Много лет назад Кантор видел плоскость Алиуса, когда их миры пронеслись в опасной близости друг от друга. Другой мир выглядел как желтый пятнистый диск, высоко висящий в синем небе.
Одем поведал ему, что однажды, Алиус и Дайрин столкнулись. А затем отскочили друг от друга, и каждый вышел из пространства другого.
Одем прочистил горло и посмотрел Кантору прямо в глаза, что говорило о его намерении сказать нечто очень важное.
— Разум людей охватил ужас несопоставимый с подлинной угрозой. Некоторые из нашего народа бежали на другую сторону плоскости и прыгали.
— Разве гильдия не могла что-нибудь сделать? Не они ли ответственны за организацию сильных и за защиту слабых?
Во время разговора Одем с отвращением качал головой, пытаясь объяснить.
— Гильдия тогда имела меньше влияния. Чомонтин Мудрый был толковым человеком. Он ходил среди людей на каждой плоскости.
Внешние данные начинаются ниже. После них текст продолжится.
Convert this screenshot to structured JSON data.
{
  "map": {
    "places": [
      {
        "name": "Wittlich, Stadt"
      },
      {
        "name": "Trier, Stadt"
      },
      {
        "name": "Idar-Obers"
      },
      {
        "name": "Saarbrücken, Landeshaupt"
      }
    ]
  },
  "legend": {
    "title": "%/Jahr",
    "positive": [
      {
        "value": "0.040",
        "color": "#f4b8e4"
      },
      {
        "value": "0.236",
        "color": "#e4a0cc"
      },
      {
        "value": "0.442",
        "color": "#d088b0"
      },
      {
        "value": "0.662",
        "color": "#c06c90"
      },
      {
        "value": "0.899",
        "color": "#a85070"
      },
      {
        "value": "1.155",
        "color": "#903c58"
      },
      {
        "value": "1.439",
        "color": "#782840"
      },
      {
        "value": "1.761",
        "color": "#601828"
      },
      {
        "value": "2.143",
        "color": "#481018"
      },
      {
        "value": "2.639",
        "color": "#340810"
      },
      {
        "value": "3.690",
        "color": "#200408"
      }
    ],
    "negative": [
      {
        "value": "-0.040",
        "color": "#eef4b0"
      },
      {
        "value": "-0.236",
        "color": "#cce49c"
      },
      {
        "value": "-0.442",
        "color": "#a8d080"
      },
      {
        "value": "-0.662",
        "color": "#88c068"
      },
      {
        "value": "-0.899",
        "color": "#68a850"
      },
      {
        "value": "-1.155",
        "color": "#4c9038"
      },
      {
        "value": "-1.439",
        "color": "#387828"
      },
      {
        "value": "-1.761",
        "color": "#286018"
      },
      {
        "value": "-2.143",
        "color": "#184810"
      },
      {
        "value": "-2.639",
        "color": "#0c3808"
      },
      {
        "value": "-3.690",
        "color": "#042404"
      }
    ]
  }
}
Затем он исчез, и никто не смог заменить его. Ему передал бразды правления Авамаунтин. Эпоха Авы была мирной. Даргамаунтин передал эстафету Аве. И перед Даргой был Сентармаунтин. Эпоха последнего была процветающей.
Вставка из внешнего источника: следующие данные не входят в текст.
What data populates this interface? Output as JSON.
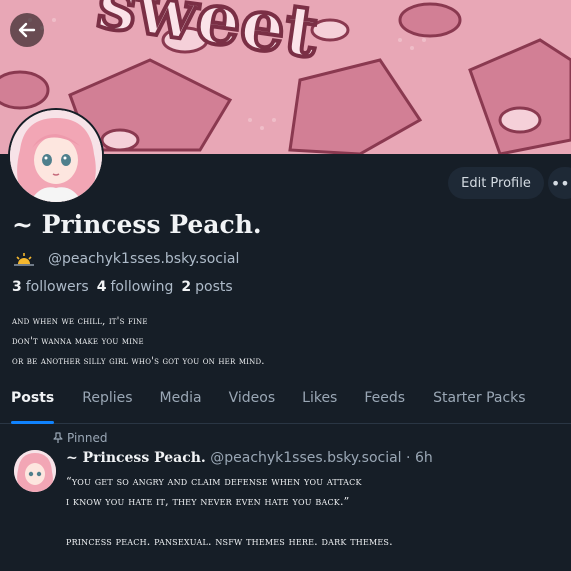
{
  "header": {
    "back_icon": "arrow-left-icon",
    "banner_text": "sweet"
  },
  "profile": {
    "name": "~ Princess Peach.",
    "handle_icon": "sun-icon",
    "handle": "@peachyk1sses.bsky.social",
    "edit_label": "Edit Profile",
    "more_icon": "ellipsis-icon",
    "followers_count": "3",
    "followers_label": "followers",
    "following_count": "4",
    "following_label": "following",
    "posts_count": "2",
    "posts_label": "posts",
    "bio_lines": [
      "and when we chill, it's fine",
      "don't wanna make you mine",
      "or be another silly girl who's got you on her mind."
    ]
  },
  "tabs": [
    {
      "label": "Posts",
      "active": true
    },
    {
      "label": "Replies"
    },
    {
      "label": "Media"
    },
    {
      "label": "Videos"
    },
    {
      "label": "Likes"
    },
    {
      "label": "Feeds"
    },
    {
      "label": "Starter Packs"
    }
  ],
  "pinned_post": {
    "pinned_label": "Pinned",
    "pin_icon": "pin-icon",
    "author_name": "~ Princess Peach.",
    "author_handle": "@peachyk1sses.bsky.social",
    "separator": "·",
    "time": "6h",
    "lines": [
      "“you get so angry and claim defense when you attack",
      "i know you hate it, they never even hate you back.”",
      "",
      "princess peach. pansexual. nsfw themes here. dark themes."
    ]
  },
  "colors": {
    "background": "#161e27",
    "accent": "#1083fe",
    "banner_pink": "#e7a4b4"
  }
}
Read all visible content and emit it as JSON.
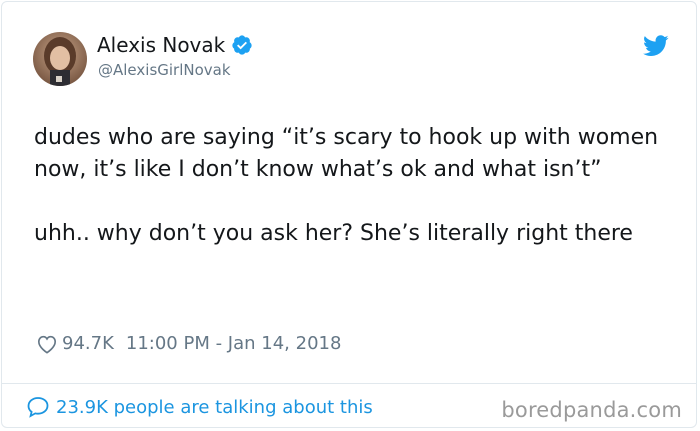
{
  "author": {
    "name": "Alexis Novak",
    "handle": "@AlexisGirlNovak",
    "verified": true,
    "avatar_icon": "avatar-photo"
  },
  "tweet": {
    "paragraphs": [
      "dudes who are saying “it’s scary to hook up with women now, it’s like I don’t know what’s ok and what isn’t”",
      "uhh.. why don’t you ask her? She’s literally right there"
    ],
    "likes": "94.7K",
    "timestamp": "11:00 PM - Jan 14, 2018"
  },
  "footer": {
    "talking": "23.9K people are talking about this",
    "watermark": "boredpanda.com"
  },
  "colors": {
    "twitter_blue": "#1da1f2",
    "link_blue": "#1b95e0",
    "text": "#14171a",
    "muted": "#657786",
    "border": "#e1e8ed"
  },
  "icons": {
    "verified": "verified-badge-icon",
    "brand": "twitter-bird-icon",
    "like": "heart-icon",
    "conversation": "speech-bubble-icon"
  }
}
Кантор, стараясь произвести впечатление на наставника, спросил:
— А как же Ладомаунтин? Разве он не был перед Даргой?
Одем хмуро взглянул на Кантора.
— Конечно был. Между Даргой и Сентарой. Я рад, что ты внимательно слушаешь. Я не смог подловить тебя.
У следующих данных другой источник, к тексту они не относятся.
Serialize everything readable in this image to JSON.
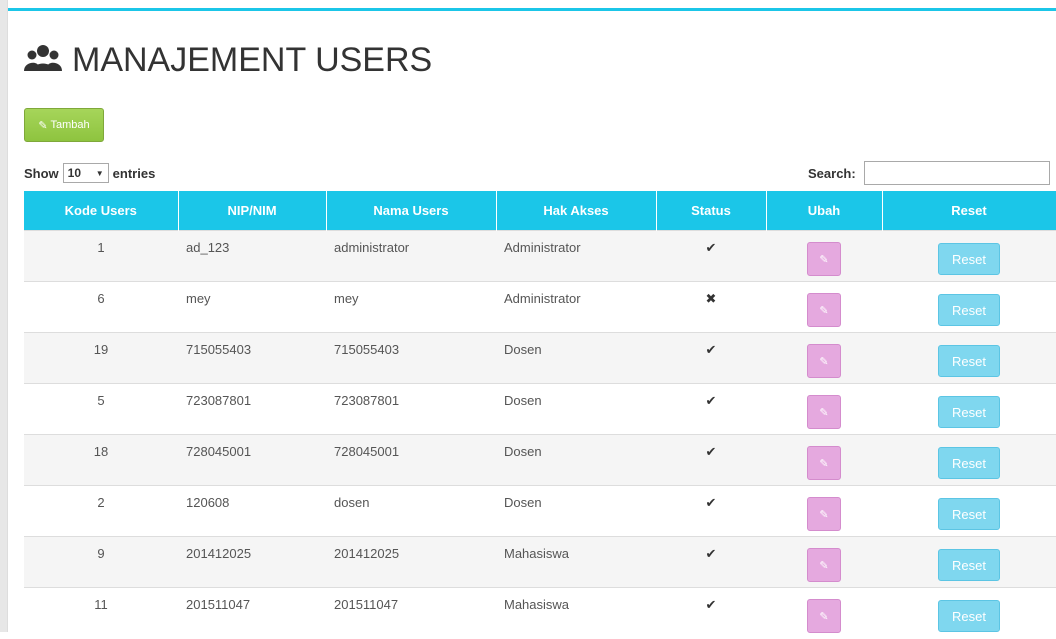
{
  "page": {
    "title": "MANAJEMENT USERS",
    "icon": "users-icon"
  },
  "toolbar": {
    "add_label": "Tambah",
    "add_icon": "pencil-icon"
  },
  "length_control": {
    "show_label": "Show",
    "value": "10",
    "entries_label": "entries"
  },
  "search": {
    "label": "Search:",
    "value": ""
  },
  "table": {
    "columns": [
      "Kode Users",
      "NIP/NIM",
      "Nama Users",
      "Hak Akses",
      "Status",
      "Ubah",
      "Reset"
    ],
    "reset_label": "Reset",
    "rows": [
      {
        "kode": "1",
        "nip": "ad_123",
        "nama": "administrator",
        "hak": "Administrator",
        "status": "✔"
      },
      {
        "kode": "6",
        "nip": "mey",
        "nama": "mey",
        "hak": "Administrator",
        "status": "✖"
      },
      {
        "kode": "19",
        "nip": "715055403",
        "nama": "715055403",
        "hak": "Dosen",
        "status": "✔"
      },
      {
        "kode": "5",
        "nip": "723087801",
        "nama": "723087801",
        "hak": "Dosen",
        "status": "✔"
      },
      {
        "kode": "18",
        "nip": "728045001",
        "nama": "728045001",
        "hak": "Dosen",
        "status": "✔"
      },
      {
        "kode": "2",
        "nip": "120608",
        "nama": "dosen",
        "hak": "Dosen",
        "status": "✔"
      },
      {
        "kode": "9",
        "nip": "201412025",
        "nama": "201412025",
        "hak": "Mahasiswa",
        "status": "✔"
      },
      {
        "kode": "11",
        "nip": "201511047",
        "nama": "201511047",
        "hak": "Mahasiswa",
        "status": "✔"
      }
    ]
  },
  "colors": {
    "accent": "#1bc6e8",
    "add_button": "#8ec43f",
    "edit_button": "#e5a9df",
    "reset_button": "#7fd7ef"
  }
}
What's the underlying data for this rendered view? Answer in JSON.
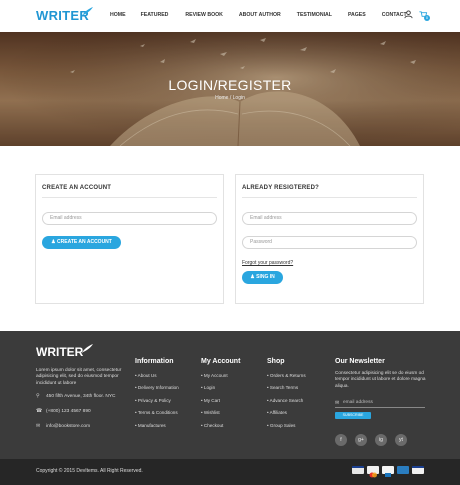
{
  "brand": {
    "logo": "WRITER",
    "accent": "#2aa6df"
  },
  "nav": {
    "items": [
      "HOME",
      "FEATURED",
      "REVIEW BOOK",
      "ABOUT AUTHOR",
      "TESTIMONIAL",
      "PAGES",
      "CONTACT"
    ],
    "cart_count": "0"
  },
  "hero": {
    "title": "LOGIN/REGISTER",
    "breadcrumb": "Home / Login"
  },
  "create": {
    "title": "CREATE AN ACCOUNT",
    "email_placeholder": "Email address",
    "button": "CREATE AN ACCOUNT"
  },
  "login": {
    "title": "ALREADY RESIGTERED?",
    "email_placeholder": "Email address",
    "password_placeholder": "Password",
    "forgot": "Forgot your password?",
    "button": "SING IN"
  },
  "footer": {
    "logo": "WRITER",
    "about": "Lorem ipsum dolor sit amet, consectetur adipisicing elit, sed do eiusmod tempor incididunt ut labore",
    "address": "450 fifth Avenue, 34th floor. NYC",
    "phone": "(+800) 123 4567 890",
    "email": "info@bookstore.com",
    "info": {
      "title": "Information",
      "items": [
        "About Us",
        "Delivery Information",
        "Privacy & Policy",
        "Terms & Conditions",
        "Manufactures"
      ]
    },
    "account": {
      "title": "My Account",
      "items": [
        "My Account",
        "Login",
        "My Cart",
        "Wishlist",
        "Checkout"
      ]
    },
    "shop": {
      "title": "Shop",
      "items": [
        "Orders & Returns",
        "Search Terms",
        "Advance Search",
        "Affiliates",
        "Group Sales"
      ]
    },
    "newsletter": {
      "title": "Our Newsletter",
      "text": "Consectetur adipisicing elit se do eiusm od tempor incididunt ut labore et dolore magna aliqua.",
      "placeholder": "email address",
      "button": "SUBSCRIBE"
    },
    "socials": [
      "f",
      "g+",
      "ig",
      "yt"
    ],
    "copyright": "Copyright © 2015 DevItems. All Right Reserved."
  }
}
Старик вытер ладони о тонкие брюки.
— Но мы говорим о власти. Без контроля правой руки Примена, гильдия обладает мощью за гранью разумного. Если бы она захватила власть, то забрала бы ее у кого-то. У кого?
Одем приподнял бровь.
— Это ли совпадение, что уже много-много лет старый волшебник не был замечен за колдовством? Кое-кто поговаривает, что Чомонтин умирает.
Это было в последний раз, когда Одем открыто говорил о гильдии. За последние несколько лет и Ахма, и Одем отказывались говорить о гильдии или пропавшем волшебнике. Насколько Кантору было известно, добрый и простой Чомонтин оставался недостижимым. Исходя из тревожно сведенных бровей наставников он понимал, что гильдия стала вызывать еще большую обеспокоенность. Когда он задавал вопросы об этом теперь, Ахма предупреждала его, что лучше не говорить о тех, кто способен навредить.
Так и стоял он, готовый подслушивать, чтобы по крупицам собрать информацию. Одем указал на модель, парящую над столом.
— Ахма, ты ведь видишь, что Ричра и Дерсон слишком сближаются, не так ли?
Ахма кивнула.
Кантор увлеченно смотрел на то, как две ложки потеряли свои позиции, скользнули вбок и рухнули вместе. Они упали, сбив солонку на своем пути. Перед тем, как три плоскости стабилизировались, древесная щепка, представляющая Алиуса, начала вращаться. Медленно, затем с большей скоростью, плоскость наклонилась в одну сторону, а затем в противоположную.
Ахма ахнула.
— Это худшее, что я когда-либо видела, Одем. Мы можем изменить курс Ричры и Дерсона?
— Возможно, — Одем позволил своим моделям плоскостей упасть. Предметы с грохотом свалились на стол.
Кантор шагнул в комнату.
— Мне разрешат помочь?
Одем резко обернулся, подошел и хлопнул Кантора по спине.
— Вот ты где. Сегодня. Как только ты положишь голову на подушку сегодня ночью, сразу же станешь официально посвященным.
— И тогда мне можно будет помочь, так?
Одем потрепал Кантора по голове. Хотя Кантор и попытался уклониться, Одем схватил его за голову и продолжил трепать.
— Ахма! Убери от меня этого грубияна.
Пожилая леди захихикала и подмигнула, заставив Одема освободить Кантора. Старик отходил назад, пока не застрял в дверном проеме позади него. Он одарил Ахму обвинительным взглядом. Кантор скользнул мимо и прислонился боком к столу. Ахма подняла одну из вилок и ткнула в его сторону.